[netzkino] Add new extractor (Fixes #4669)

author: Philipp Hagemeister <phihag@phihag.de> 2015-01-09 23:59:18 +0100
committer: Philipp Hagemeister <phihag@phihag.de> 2015-01-09 23:59:18 +0100
commit: dd622d7c4ec15aec6ea5d66ed88a236147373e95 (patch)
tree: 22b2ca7b1fbcdd96e0e3ed70b1aa5cf15c42d9b9 /youtube_dl
parent: b8da6b9fc6b05dff5dfbe98e20546b7e5e0ab170 (diff)

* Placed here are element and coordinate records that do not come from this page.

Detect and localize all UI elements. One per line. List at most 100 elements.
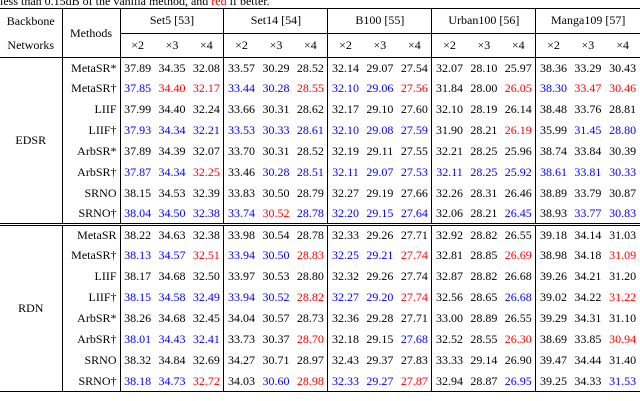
value-cell: 37.87 bbox=[124, 164, 152, 179]
value-cell: 38.04 bbox=[120, 203, 155, 227]
value-cell: 30.33 bbox=[609, 164, 637, 179]
methods-header: Methods bbox=[62, 8, 121, 58]
value-cell: 32.11 bbox=[436, 164, 463, 179]
value-cell: 32.10 bbox=[435, 102, 463, 117]
value-cell: 38.93 bbox=[535, 203, 571, 227]
value-cell: 38.13 bbox=[124, 248, 152, 263]
method-cell: MetaSR† bbox=[62, 245, 121, 267]
value-cell: 38.15 bbox=[124, 185, 152, 200]
value-cell: 27.56 bbox=[397, 78, 433, 100]
table-row: LIIF† 38.15 34.58 32.49 33.94 30.52 28.82 32.27… bbox=[0, 287, 640, 309]
value-cell: 34.14 bbox=[574, 228, 602, 243]
value-cell: 28.73 bbox=[293, 308, 329, 330]
value-cell: 33.74 bbox=[223, 203, 259, 227]
value-cell: 30.46 bbox=[609, 81, 637, 96]
method-cell: SRNO† bbox=[62, 203, 121, 227]
value-cell: 32.27 bbox=[332, 290, 360, 305]
value-cell: 34.21 bbox=[574, 269, 602, 284]
value-cell: 31.90 bbox=[435, 123, 463, 138]
value-cell: 30.94 bbox=[609, 332, 637, 347]
value-cell: 28.55 bbox=[470, 332, 498, 347]
method-cell: SRNO bbox=[62, 349, 121, 371]
value-cell: 34.34 bbox=[158, 123, 186, 138]
value-cell: 32.38 bbox=[189, 224, 225, 246]
value-cell: 27.74 bbox=[397, 287, 433, 309]
value-cell: 29.07 bbox=[366, 60, 394, 75]
value-cell: 33.94 bbox=[228, 248, 256, 263]
value-cell: 32.72 bbox=[189, 370, 225, 393]
value-cell: 38.61 bbox=[539, 164, 567, 179]
value-cell: 34.73 bbox=[154, 370, 190, 393]
value-cell: 32.43 bbox=[332, 352, 360, 367]
value-cell: 27.74 bbox=[397, 266, 433, 288]
value-cell: 27.55 bbox=[397, 141, 433, 162]
value-cell: 33.79 bbox=[574, 185, 602, 200]
value-cell: 29.08 bbox=[366, 123, 394, 138]
value-cell: 28.78 bbox=[293, 224, 329, 246]
value-cell: 33.76 bbox=[574, 102, 602, 117]
value-cell: 34.50 bbox=[154, 203, 190, 227]
value-cell: 33.85 bbox=[574, 332, 602, 347]
value-cell: 29.26 bbox=[366, 228, 394, 243]
dataset-header: Set14 [54] bbox=[223, 8, 329, 34]
value-cell: 29.14 bbox=[470, 352, 498, 367]
value-cell: 33.84 bbox=[574, 144, 602, 158]
value-cell: 32.20 bbox=[327, 203, 363, 227]
table-header: Backbone Methods Set5 [53] Set14 [54] B100… bbox=[0, 8, 640, 58]
value-cell: 28.81 bbox=[609, 102, 637, 117]
value-cell: 34.40 bbox=[158, 102, 186, 117]
caption-red-word: red bbox=[211, 0, 227, 8]
value-cell: 34.39 bbox=[158, 144, 186, 158]
value-cell: 28.52 bbox=[293, 57, 329, 79]
value-cell: 38.36 bbox=[539, 60, 567, 75]
value-cell: 26.14 bbox=[501, 99, 537, 121]
table-row: SRNO† 38.04 34.50 32.38 33.74 30.52 28.78 32.20… bbox=[0, 203, 640, 227]
table-row: SRNO 38.15 34.53 32.39 33.83 30.50 28.79 32.27 2… bbox=[0, 182, 640, 204]
value-cell: 26.95 bbox=[501, 370, 537, 393]
value-cell: 27.59 bbox=[397, 120, 433, 142]
value-cell: 34.04 bbox=[228, 311, 256, 326]
value-cell: 25.96 bbox=[501, 141, 537, 162]
value-cell: 30.39 bbox=[609, 144, 637, 158]
value-cell: 29.26 bbox=[366, 269, 394, 284]
value-cell: 34.57 bbox=[158, 248, 186, 263]
scale-header: ×2 bbox=[431, 33, 467, 58]
value-cell: 32.25 bbox=[189, 161, 225, 183]
value-cell: 30.87 bbox=[609, 185, 637, 200]
value-cell: 26.68 bbox=[501, 266, 537, 288]
caption: less than 0.15dB of the vanilla method, … bbox=[0, 0, 270, 9]
value-cell: 39.18 bbox=[539, 228, 567, 243]
value-cell: 32.49 bbox=[189, 287, 225, 309]
value-cell: 31.40 bbox=[609, 352, 637, 367]
value-cell: 32.33 bbox=[332, 228, 360, 243]
scale-header: ×4 bbox=[605, 33, 640, 58]
value-cell: 33.73 bbox=[228, 332, 256, 347]
value-cell: 37.99 bbox=[124, 102, 152, 117]
value-cell: 32.07 bbox=[435, 60, 463, 75]
value-cell: 32.50 bbox=[189, 266, 225, 288]
value-cell: 34.27 bbox=[228, 352, 256, 367]
value-cell: 32.69 bbox=[189, 349, 225, 371]
method-cell: SRNO† bbox=[62, 370, 121, 393]
value-cell: 25.97 bbox=[501, 57, 537, 79]
value-cell: 34.68 bbox=[158, 311, 186, 326]
value-cell: 34.68 bbox=[158, 269, 186, 284]
value-cell: 27.74 bbox=[397, 245, 433, 267]
value-cell: 26.69 bbox=[501, 245, 537, 267]
value-cell: 29.20 bbox=[366, 290, 394, 305]
results-table: Backbone Methods Set5 [53] Set14 [54] B100… bbox=[0, 8, 640, 393]
value-cell: 28.70 bbox=[293, 329, 329, 350]
value-cell: 34.63 bbox=[158, 228, 186, 243]
value-cell: 34.35 bbox=[158, 60, 186, 75]
value-cell: 27.64 bbox=[397, 203, 433, 227]
value-cell: 26.55 bbox=[501, 308, 537, 330]
scale-header: ×3 bbox=[154, 33, 190, 58]
value-cell: 30.28 bbox=[262, 81, 290, 96]
networks-header: Networks bbox=[0, 33, 63, 58]
table-row: ArbSR* 37.89 34.39 32.07 33.70 30.31 28.52 32.1… bbox=[0, 141, 640, 162]
method-cell: MetaSR* bbox=[62, 57, 121, 79]
table-row: LIIF 38.17 34.68 32.50 33.97 30.53 28.80 32.32 2… bbox=[0, 266, 640, 288]
scale-header: ×2 bbox=[327, 33, 363, 58]
value-cell: 26.30 bbox=[501, 329, 537, 350]
value-cell: 34.34 bbox=[158, 164, 186, 179]
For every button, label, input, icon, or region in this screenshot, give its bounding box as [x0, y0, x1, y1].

4 files changed, 102 insertions, 0 deletions
diff --git a/youtube_dl/extractor/__init__.py b/youtube_dl/extractor/__init__.py
index 8dacc2c54..5da7568ca 100644
--- a/youtube_dl/extractor/__init__.py
+++ b/youtube_dl/extractor/__init__.py
@@ -274,6 +274,7 @@ from .nbc import (
 )
 from .ndr import NDRIE
 from .ndtv import NDTVIE
+from .netzkino import NetzkinoIE
 from .nerdcubed import NerdCubedFeedIE
 from .newgrounds import NewgroundsIE
 from .newstube import NewstubeIE
diff --git a/youtube_dl/extractor/common.py b/youtube_dl/extractor/common.py
index d703893dc..b4cd59e43 100644
--- a/youtube_dl/extractor/common.py
+++ b/youtube_dl/extractor/common.py
@@ -147,6 +147,17 @@ class InfoExtractor(object):
     like_count:     Number of positive ratings of the video
     dislike_count:  Number of negative ratings of the video
     comment_count:  Number of comments on the video
+    comments:       A list of comments, each with one or more of the following
+                    properties (all but one of text or html optional):
+                        * "author" - human-readable name of the comment author
+                        * "author_id" - user ID of the comment author
+                        * "id" - Comment ID
+                        * "html" - Comment as HTML
+                        * "text" - Plain text of the comment
+                        * "timestamp" - UNIX timestamp of comment
+                        * "parent" - ID of the comment this one is replying to.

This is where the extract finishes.